This may just be politics as usual in Israel, but it is interesting to see just how the leading opposition party there is using today’s mass protest against “gender segregation” (as one report put it) by the ultra-Orthodox extremists of Beit Shemesh for political capital. An article about the protest filed late this morning on the BBC News Web site quoted opposition leader Tzipi Livni describing the ultra-Orthodox of Beit Shemesh as “the extremist elements that are rearing their heads and are trying to impose their world view on us.” Presumably, Livni made her remarks in Hebrew; but my guess is that she deliberately chose the same noun form that has been applied to violent acts by extreme fundamentalists of other faiths (that need not be enumerated).
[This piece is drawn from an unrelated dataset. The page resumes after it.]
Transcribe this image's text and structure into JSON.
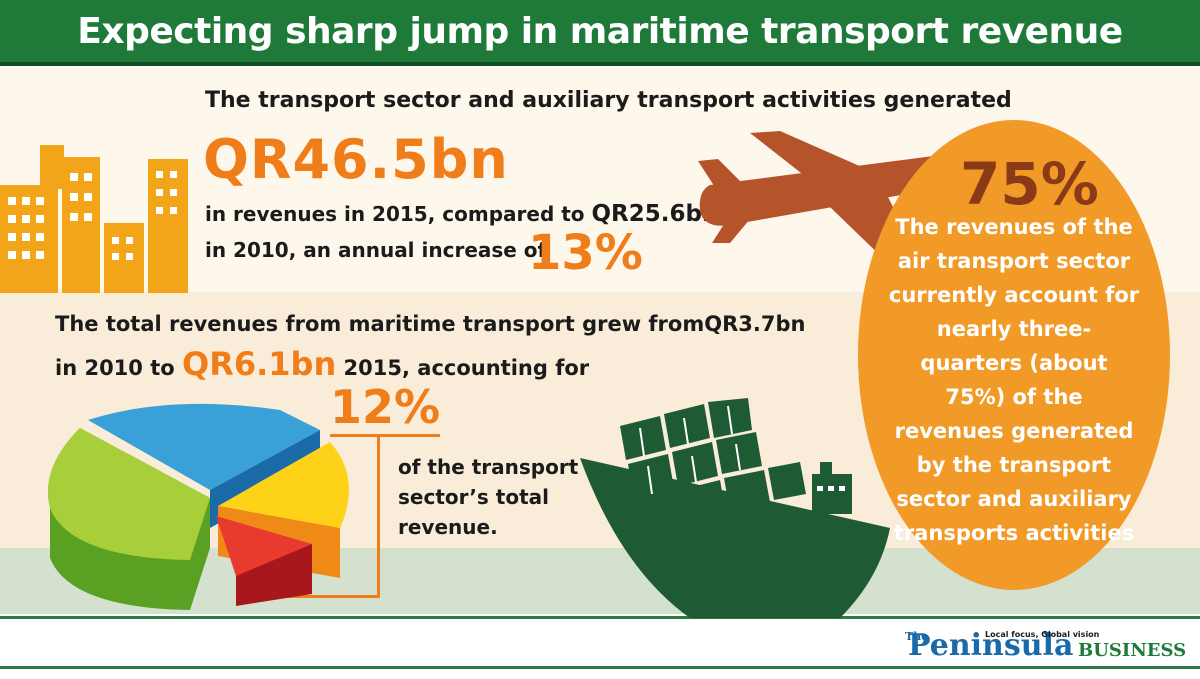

I am also struck by the use of words sharing the stem for segregation. I believe I heard a television report (which I have to confess I have been unable to trace), which claimed that there are Orthodox communities that force women to ride in the back of the bus. I would guess I heard this on the BBC, because I would find it hard to imagine an American report of such activities that would refrain from a reference to Rosa Parks. In other words Israel may be facing a civil rights movement that it had not dreamed would arise in a country of Jews.
I would also like to consider a remark that showed up in the same Al Jazeera English report that included the phrase “gender segregation.” The source is Professor Emeritus Menachem Friedman of Bar Ilan University. This is what he has to say about the current tension between ultra-Orthodox communities and the predominantly secular majority of Israeli citizens:
It is clear that Israeli society is faced with a challenge that I am not sure it can handle. A challenge that is no less and no more than an existential challenge,
I agree that “existential” is the right adjective, but I wonder if Friedman had bothered to explain why this is the case. As I see it, Israel may be forced to decide whether it is a “Jewish state” or a “state that guarantees freedom from persecution to all Jews.” That is the critical existential distinction; and it may be that how it is resolved will determine whether the current dispute between Israelis and Palestinians is best resolved with a one-state or two-state solution. Clearly, the Palestinians would have every reason to reject a one-state solution if that one-state were a “Jewish state.” Just as clearly, no Jew living in Israel would want to sacrifice the motive for settling there in the first place. However, a single state that would guarantee freedom of religion to all Jews might satisfy enough of the currently secularized population to make for a viable resolution of the problem. If the walls of Old Jerusalem can accommodate practitioners of any number of different faiths (more or less), why can’t that accommodation be escalated to the scale of a single country governed by a representative democracy?